- Born: Palesa Jacqueline Mofokeng Soweto, Gauteng, South Africa
- Education: University of the Witwatersrand
- Beauty pageant titleholder
- Hair color: Black
- Eye colour: Brown
- Major competitions: Miss South Africa 1993; (winner) Miss World 1993; (1st princess)

= Jacqui Mofokeng =

South African beauty queen, Miss South Africa 1993

Palesa Jacqueline Mofokeng (born 1971) is a South African model and beauty pageant titleholder who was crowned Miss South Africa 1993. She was the first black woman to be crowned Miss South Africa.

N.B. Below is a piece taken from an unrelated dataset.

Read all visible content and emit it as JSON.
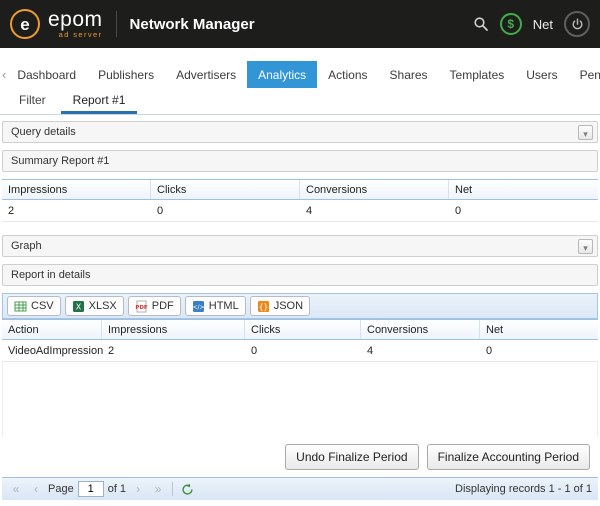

Mofokeng won first princess at the Miss World 1993 pageant.

== Pageantry ==

=== Miss South Africa ===
She was crowned the winner by predecessor Amy Kleinhans on November 27th, 1993 at Sun City Entertainment Centre beating runner-up Corinne Durrheim and second runner-up Marelize Steyn to the crown.

Her win attracted a lot of criticism from white conservatives.

Mofokeng crowned her successor, Basetsana Makgalemele, on 19 November 1994.

=== Miss World ===
Mofokeng represented South Africa at the Miss World 1993 pageant. She was first runners-up to Lisa Rene Shanti Hanna of Jamaica.

== Post Miss South Africa ==
She was invited by Nelson Mandela to serve on the board of trustees for the Nelson Mandela Children’s Fund. She also founded an executive placement company called Jay-Emm Connections and worked as a television presenter for SABC 3.

== Personal life ==
Born in Soweto in 1972, Mofokeng studied a Bachelor of Commerce degree at the University of the Witwatersrand. In 2003 she moved to New Jersey, USA where she currently lives with her husband and two children.